Awalnya, ketika bermimpi diperintahkan untuk menyembelih Ismail, Ibrahim merasa ragu. Ia pun melakukan perenungan dan berfikir-fikir apakah ini benar-benar perintah Allah. Peristiwa ini kemudian diabadikan dengan nama Tarwiyah yakni hari perenungan di mana kita disunnahkan berpuasa pada tanggal 8 Dzulhijjah.
Setelah perenungan ini, kemudian hilanglah keragu-raguan itu. Karena Nabi Ibrahim kembali bermimpi hal yang sama untuk menyembelih Ismail dan tahu jika itu adalah benar-benar perintah Allah swt. Peristiwa ini yang kemudian diabadikan dengan nama hari Arafah yang berarti 'mengetahui' di mana kita juga disunahkan berpuasa pada tanggal 9 Dzulhijjah.

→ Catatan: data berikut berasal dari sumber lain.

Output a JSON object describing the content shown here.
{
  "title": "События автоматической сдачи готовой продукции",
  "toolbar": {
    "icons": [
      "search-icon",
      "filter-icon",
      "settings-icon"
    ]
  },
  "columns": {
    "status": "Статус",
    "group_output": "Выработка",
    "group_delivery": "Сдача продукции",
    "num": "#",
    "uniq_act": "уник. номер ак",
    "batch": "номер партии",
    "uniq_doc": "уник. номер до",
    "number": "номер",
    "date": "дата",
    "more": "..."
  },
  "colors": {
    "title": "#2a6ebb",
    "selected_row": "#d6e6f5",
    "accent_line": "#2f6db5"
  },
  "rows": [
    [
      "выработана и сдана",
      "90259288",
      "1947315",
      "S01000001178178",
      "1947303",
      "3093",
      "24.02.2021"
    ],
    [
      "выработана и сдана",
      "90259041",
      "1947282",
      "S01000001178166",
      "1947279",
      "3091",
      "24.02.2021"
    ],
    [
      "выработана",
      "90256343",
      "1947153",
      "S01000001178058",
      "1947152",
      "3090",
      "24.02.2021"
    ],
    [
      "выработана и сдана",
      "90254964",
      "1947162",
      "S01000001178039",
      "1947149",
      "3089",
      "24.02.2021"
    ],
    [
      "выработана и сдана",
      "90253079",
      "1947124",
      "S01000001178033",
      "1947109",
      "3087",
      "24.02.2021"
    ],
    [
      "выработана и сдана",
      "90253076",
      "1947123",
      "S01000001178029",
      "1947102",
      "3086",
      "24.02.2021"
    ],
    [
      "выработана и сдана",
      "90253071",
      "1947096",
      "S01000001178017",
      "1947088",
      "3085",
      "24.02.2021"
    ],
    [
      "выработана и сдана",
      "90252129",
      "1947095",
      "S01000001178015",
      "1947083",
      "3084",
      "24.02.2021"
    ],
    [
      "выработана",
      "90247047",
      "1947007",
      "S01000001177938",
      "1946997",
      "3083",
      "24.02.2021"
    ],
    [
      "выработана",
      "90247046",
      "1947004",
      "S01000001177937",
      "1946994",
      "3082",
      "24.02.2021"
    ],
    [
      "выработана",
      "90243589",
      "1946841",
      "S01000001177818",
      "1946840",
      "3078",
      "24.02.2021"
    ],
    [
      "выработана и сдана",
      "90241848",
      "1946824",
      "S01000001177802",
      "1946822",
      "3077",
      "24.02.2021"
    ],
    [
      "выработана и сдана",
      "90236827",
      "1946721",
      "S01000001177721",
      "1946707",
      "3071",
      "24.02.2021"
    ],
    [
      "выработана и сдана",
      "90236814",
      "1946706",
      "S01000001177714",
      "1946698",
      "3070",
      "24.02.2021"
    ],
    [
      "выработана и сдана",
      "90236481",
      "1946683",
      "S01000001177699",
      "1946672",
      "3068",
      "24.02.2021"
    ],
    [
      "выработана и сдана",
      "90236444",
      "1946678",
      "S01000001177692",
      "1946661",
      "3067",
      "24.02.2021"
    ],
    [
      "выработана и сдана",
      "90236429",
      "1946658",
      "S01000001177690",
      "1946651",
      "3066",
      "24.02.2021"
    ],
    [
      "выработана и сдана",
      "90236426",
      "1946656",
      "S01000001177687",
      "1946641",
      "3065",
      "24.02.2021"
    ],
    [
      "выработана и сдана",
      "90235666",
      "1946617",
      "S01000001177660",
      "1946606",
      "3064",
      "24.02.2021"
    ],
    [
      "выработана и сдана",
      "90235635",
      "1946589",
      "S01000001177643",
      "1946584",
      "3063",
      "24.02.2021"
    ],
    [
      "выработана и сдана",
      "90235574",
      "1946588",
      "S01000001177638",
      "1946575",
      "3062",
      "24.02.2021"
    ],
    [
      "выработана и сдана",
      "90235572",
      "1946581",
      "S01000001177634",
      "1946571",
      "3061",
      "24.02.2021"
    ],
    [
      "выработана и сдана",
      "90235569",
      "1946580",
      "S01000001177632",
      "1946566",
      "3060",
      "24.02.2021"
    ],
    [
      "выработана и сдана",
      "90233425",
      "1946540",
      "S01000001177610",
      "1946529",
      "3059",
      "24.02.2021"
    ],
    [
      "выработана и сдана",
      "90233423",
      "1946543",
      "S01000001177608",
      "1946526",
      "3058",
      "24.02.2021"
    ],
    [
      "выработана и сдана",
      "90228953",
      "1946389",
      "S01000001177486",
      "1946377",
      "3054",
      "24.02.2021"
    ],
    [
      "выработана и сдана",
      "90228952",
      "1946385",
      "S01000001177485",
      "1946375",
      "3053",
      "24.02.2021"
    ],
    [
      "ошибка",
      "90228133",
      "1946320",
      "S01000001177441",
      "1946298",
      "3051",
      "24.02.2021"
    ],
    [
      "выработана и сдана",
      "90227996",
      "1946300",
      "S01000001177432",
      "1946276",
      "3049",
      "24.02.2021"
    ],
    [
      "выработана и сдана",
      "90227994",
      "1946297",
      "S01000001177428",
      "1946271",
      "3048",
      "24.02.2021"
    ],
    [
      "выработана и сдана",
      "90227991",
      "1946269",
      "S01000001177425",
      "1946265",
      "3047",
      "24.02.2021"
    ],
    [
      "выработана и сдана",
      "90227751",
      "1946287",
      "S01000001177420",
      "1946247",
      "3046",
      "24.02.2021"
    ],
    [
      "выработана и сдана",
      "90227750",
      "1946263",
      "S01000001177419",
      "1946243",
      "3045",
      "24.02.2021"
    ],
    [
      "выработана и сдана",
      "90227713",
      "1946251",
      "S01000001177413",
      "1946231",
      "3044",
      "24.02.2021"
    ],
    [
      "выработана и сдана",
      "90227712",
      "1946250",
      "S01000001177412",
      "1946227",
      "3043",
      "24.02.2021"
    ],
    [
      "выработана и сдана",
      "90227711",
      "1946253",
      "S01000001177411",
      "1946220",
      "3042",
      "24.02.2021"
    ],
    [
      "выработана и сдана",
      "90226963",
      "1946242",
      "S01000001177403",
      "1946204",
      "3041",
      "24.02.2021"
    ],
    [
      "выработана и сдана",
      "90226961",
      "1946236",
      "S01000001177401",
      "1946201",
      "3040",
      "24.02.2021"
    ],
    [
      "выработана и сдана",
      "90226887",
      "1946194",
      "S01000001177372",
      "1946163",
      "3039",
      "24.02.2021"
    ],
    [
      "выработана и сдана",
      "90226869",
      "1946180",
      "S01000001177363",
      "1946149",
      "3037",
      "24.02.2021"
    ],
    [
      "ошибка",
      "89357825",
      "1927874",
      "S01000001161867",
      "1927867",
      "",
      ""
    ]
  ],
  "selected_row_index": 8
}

Jamaah Shalat Idul Adha rahimakumullah,
Setelah Nabi Ibrahim tahu dan yakin perintah itu datang dari Allah, maka ia pun menyampaikan dan berdiskusi dengan Ismail. Dialog bersejarah antara Ayah dan anak ini pun diabadikan dalam Al-Qur'an surat As-Shaffat ayat 102:
فَلَمَّا بَلَغَ مَعَهُ السَّعْيَ قَالَ يٰبُنَيَّ اِنِّيْٓ اَرٰى فِى الْمَنَامِ اَنِّيْٓ اَذْبَحُكَ فَانْظُرْ مَاذَا تَرٰىۗ قَالَ يٰٓاَبَتِ افْعَلْ مَا تُؤْمَرُۖ سَتَجِدُنِيْٓ اِنْ شَاۤءَ اللّٰهُ مِنَ الصّٰبِرِيْنَ
Artinya: "Ketika anak itu sampai pada (umur) ia sanggup bekerja bersamanya, ia (Ibrahim) berkata, "Wahai anakku, sesungguhnya aku bermimpi bahwa aku menyembelihmu. Pikirkanlah apa pendapatmu?" Dia (Ismail) menjawab, "Wahai ayahku, lakukanlah apa yang diperintahkan (Allah) kepadamu! Insyaallah engkau akan mendapatiku termasuk orang-orang sabar."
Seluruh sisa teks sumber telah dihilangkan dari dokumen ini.